The following, taken from the Scholia Vindobonensia, illustrates one of the central problems with scholia: some are incredible storehouses of information and textual elucidation, while others are either wildly inaccurate or hopelessly absurd. Much of the Scholia Vindobonensia consists of straightforward explication, but the following is a preposterous ad hoc explanation which reflects the Scholiast’s lack of familiarity with early Greek poetry:
“Cyclicus is used here as a pronominatio, that is, as a name used in place of another name, which is sometimes used for praise, sometime for blame, so that by the same force of the word we can understand either sense. Here, however, we can understand the word to be meant as vituperation. A cycle (cyclus) is a line drawn around, but not brought back to the same point. In this way, Horace means that the Cyclic poet never touches on the matter at hand, but has rather gone around and around it, thus diverging farther and farther from the subject with every turn.”

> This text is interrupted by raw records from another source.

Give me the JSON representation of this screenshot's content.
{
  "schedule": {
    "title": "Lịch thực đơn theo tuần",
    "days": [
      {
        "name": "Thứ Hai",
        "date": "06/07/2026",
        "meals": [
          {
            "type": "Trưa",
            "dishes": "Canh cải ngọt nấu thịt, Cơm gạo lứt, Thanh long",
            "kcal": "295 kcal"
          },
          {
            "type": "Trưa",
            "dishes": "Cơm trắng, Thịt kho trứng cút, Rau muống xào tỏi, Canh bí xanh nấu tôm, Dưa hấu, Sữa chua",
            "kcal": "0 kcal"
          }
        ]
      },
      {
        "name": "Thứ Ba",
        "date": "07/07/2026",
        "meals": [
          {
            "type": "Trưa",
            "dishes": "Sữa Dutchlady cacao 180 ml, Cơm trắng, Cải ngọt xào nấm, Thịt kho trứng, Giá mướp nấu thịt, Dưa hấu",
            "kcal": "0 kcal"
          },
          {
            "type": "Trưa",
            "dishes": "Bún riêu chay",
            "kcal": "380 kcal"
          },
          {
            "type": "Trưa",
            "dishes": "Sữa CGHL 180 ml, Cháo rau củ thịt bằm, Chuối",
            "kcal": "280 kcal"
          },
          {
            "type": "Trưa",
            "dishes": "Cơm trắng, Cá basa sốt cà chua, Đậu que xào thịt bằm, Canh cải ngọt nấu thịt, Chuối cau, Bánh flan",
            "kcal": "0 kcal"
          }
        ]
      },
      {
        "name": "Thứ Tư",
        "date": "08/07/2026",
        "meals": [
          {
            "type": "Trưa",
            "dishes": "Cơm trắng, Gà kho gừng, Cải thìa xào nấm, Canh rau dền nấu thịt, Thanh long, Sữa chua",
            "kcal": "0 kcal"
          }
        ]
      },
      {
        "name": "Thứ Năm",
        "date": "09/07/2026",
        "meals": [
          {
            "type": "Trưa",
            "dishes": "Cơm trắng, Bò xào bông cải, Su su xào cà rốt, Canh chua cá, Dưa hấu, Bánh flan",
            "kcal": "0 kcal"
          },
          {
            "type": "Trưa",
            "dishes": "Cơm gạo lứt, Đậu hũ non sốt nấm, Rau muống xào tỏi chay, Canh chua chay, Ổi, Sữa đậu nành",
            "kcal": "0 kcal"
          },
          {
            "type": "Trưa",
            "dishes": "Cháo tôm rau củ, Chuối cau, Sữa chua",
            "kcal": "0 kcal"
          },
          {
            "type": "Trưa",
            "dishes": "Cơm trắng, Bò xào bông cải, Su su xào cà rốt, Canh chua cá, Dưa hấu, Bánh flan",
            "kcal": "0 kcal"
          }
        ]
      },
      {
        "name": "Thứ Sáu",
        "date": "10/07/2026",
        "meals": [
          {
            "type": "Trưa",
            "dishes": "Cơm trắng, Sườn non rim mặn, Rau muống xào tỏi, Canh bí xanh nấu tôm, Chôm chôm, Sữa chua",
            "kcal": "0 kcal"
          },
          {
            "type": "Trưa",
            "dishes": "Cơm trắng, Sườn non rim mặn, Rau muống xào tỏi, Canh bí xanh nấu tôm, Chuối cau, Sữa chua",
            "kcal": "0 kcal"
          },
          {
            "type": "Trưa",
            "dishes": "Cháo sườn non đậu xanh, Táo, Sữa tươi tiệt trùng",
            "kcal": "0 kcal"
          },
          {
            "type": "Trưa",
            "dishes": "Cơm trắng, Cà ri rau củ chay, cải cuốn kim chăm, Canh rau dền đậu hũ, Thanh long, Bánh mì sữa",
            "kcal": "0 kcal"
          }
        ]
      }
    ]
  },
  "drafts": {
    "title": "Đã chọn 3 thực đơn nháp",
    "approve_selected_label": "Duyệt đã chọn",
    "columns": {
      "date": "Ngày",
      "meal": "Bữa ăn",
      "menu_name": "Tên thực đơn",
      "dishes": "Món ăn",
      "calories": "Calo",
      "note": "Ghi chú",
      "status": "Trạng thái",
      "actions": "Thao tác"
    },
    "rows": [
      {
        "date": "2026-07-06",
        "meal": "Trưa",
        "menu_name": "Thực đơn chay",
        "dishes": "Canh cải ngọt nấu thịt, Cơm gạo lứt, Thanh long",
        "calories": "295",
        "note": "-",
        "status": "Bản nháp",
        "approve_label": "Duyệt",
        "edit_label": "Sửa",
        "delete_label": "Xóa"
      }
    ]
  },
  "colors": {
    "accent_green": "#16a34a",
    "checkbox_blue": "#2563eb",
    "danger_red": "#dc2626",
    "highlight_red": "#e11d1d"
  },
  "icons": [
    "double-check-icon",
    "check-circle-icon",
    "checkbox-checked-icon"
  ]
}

cyclicus est pronominatio, id est, nomen pro nomine positum, quod fit aliquando pro laude, aliquando pro vituperatione, ut in ipsa vi vocabuli possimus utrumque notare. hic vero fit, ut vituperationem possimus ibi notare. vocatur enim cyclus linea circumducta, non ad idem reducta. et per hoc notat eum non rem tetigisse, sed circa ipsam rem ivisse; et semper magis ac magis discedit ab ipsa re.